In “Refugee” la protagonista è una ragazza dallo sguardo grazioso, che vede il padre partire per la guerra, poi aspetta il suo ragazzo perché la porti in America, la terra promessa. Un’ottima canzone - forse troppo rockeggiante per i temi trattati.
“Two Hearts Beat as One” è una canzone scritta da Bono per sua moglie. Il testo è un’ammissione della sua inadeguatezza - che in alcuni punti diventa davvero eccessiva. La canzone, musicalmente, non raggiunge il livello delle precedenti, ma rimane ottima, con un ritornello memorabile. Bono l’ha voluta nel “Best 1980-1990”, benché non sia un capolavoro. Secondo me, versi così intimi, meritavano una delicata ballata.
“Red Light” è, nel testo, la sorella di “Roxanne” dei Police, i quali, all’epoca, avevano preso gli U2 sotto la loro ala, e nell’estate 1982 li avevano voluti come loro gruppo di supporto. La canzone è il racconto di un ragazzo che si è innamorato di una prostituta, alla quale offre il suo amore, tentando di convincerla a lasciare “la vita”. Ci vuole del tempo per farla propria, ma poi te ne innamori. Magari con qualche jingle-jangle di Edge, sarebbe stata più “graziosa”.
Al termine delle sessioni di registrazione, il disco durava 38 minuti, e qualcuno disse loro che bisognava aggiungere un altro pezzo (perché?). Così gli U2 improvvisarono. Bono prese la Bibbia e si fermò al Salmo 40. Nacque così "40": un incantevole capolavoro, e che per anni sarà la canzone di chiusura di tutti i concerti del gruppo.
“War”, senza essere un disco commerciale, vendette circa 11 milioni di copie, e rimase in vetta alle classifiche inglesi per un anno intero, e contribuì a creare non solo la popolarità degli U2 in Inghilterra, ma, secondo me, a creare maggiore rispetto degli inglesi verso gli irlandesi.

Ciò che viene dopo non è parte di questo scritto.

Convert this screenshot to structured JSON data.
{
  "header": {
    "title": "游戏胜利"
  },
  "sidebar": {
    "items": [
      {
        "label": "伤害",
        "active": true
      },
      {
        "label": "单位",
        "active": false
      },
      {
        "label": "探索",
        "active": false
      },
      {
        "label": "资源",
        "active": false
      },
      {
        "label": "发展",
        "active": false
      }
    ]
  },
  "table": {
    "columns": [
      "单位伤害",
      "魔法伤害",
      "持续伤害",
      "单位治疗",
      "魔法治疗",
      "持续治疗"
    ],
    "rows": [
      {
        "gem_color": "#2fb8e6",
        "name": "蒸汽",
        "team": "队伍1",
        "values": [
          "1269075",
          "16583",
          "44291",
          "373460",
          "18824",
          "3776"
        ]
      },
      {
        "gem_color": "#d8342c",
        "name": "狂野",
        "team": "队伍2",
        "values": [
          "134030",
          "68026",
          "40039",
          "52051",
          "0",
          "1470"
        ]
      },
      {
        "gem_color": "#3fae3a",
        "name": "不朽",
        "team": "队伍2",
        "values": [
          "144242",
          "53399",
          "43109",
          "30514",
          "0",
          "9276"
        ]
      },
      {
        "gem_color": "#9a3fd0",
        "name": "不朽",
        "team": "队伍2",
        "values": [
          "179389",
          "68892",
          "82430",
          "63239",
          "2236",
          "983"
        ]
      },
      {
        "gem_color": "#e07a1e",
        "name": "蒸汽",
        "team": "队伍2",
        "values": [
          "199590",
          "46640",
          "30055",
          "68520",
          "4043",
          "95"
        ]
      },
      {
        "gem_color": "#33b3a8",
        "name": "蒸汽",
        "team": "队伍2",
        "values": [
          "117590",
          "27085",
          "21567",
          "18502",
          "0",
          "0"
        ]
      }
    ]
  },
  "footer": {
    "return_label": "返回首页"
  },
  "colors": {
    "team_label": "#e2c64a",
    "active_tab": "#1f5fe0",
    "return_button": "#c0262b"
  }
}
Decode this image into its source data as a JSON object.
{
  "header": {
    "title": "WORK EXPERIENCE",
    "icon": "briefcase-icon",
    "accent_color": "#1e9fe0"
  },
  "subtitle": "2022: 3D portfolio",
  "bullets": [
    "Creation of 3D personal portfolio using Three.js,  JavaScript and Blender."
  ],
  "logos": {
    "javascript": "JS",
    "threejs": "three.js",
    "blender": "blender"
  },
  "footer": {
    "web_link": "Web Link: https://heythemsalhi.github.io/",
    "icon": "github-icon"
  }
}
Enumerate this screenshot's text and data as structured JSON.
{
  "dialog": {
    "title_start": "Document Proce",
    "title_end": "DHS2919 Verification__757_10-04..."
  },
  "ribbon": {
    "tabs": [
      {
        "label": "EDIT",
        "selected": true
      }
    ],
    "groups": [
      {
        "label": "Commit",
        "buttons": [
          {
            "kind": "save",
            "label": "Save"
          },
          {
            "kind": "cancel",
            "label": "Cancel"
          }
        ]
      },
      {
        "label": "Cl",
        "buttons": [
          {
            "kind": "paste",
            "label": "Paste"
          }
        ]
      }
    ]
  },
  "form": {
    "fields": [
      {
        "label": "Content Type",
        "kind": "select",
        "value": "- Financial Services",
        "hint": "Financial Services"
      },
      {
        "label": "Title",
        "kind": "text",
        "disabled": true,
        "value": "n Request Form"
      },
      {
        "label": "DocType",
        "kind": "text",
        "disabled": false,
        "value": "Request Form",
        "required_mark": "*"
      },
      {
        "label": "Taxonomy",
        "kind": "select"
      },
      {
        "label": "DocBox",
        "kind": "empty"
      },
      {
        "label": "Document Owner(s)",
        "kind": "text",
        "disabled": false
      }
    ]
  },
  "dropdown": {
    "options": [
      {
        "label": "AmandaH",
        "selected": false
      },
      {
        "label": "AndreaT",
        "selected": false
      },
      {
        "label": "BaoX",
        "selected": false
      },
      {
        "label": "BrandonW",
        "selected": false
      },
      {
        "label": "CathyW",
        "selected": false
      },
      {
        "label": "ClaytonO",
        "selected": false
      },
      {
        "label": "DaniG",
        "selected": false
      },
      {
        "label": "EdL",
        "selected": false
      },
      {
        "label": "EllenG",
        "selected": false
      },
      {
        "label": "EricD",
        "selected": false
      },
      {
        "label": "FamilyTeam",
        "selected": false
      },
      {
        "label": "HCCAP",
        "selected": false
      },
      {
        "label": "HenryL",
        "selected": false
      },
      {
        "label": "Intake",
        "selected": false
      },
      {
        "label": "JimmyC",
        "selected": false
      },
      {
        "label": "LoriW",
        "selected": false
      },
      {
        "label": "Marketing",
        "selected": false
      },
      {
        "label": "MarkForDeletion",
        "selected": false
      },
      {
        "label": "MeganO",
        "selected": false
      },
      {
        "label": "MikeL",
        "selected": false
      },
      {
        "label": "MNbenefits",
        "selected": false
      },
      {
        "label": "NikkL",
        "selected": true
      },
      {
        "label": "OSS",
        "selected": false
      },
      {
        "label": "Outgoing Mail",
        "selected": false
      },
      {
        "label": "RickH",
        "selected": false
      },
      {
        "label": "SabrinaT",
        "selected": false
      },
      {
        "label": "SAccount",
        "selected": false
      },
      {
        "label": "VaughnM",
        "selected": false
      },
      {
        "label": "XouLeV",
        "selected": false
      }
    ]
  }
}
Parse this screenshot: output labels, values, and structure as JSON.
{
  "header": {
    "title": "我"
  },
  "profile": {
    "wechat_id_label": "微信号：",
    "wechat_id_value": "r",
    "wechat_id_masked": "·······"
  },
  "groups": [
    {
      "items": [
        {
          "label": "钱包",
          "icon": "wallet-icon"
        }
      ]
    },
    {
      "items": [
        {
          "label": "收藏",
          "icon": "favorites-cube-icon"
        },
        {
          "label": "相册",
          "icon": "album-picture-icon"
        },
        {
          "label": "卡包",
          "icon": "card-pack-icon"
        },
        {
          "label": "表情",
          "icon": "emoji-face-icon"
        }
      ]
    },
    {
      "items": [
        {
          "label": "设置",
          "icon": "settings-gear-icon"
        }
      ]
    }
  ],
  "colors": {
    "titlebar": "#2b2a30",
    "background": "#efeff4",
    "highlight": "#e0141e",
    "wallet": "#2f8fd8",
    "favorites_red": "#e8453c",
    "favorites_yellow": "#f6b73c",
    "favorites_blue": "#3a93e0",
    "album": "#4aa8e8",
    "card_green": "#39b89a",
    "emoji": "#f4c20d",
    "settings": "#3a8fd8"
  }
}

Le toccanti immagini del Live Aid 85, a Wembley, con Bono che canta “Sunday Bloody Sunday”, mentre, tra il pubblico si vedono sventolare tante bandiere con scritto “U2”, sono la prova di quello che ho detto.
Qualcuno ha detto che la musica affratella. In questo caso, è vero. Un motivo in più per amare questo disco.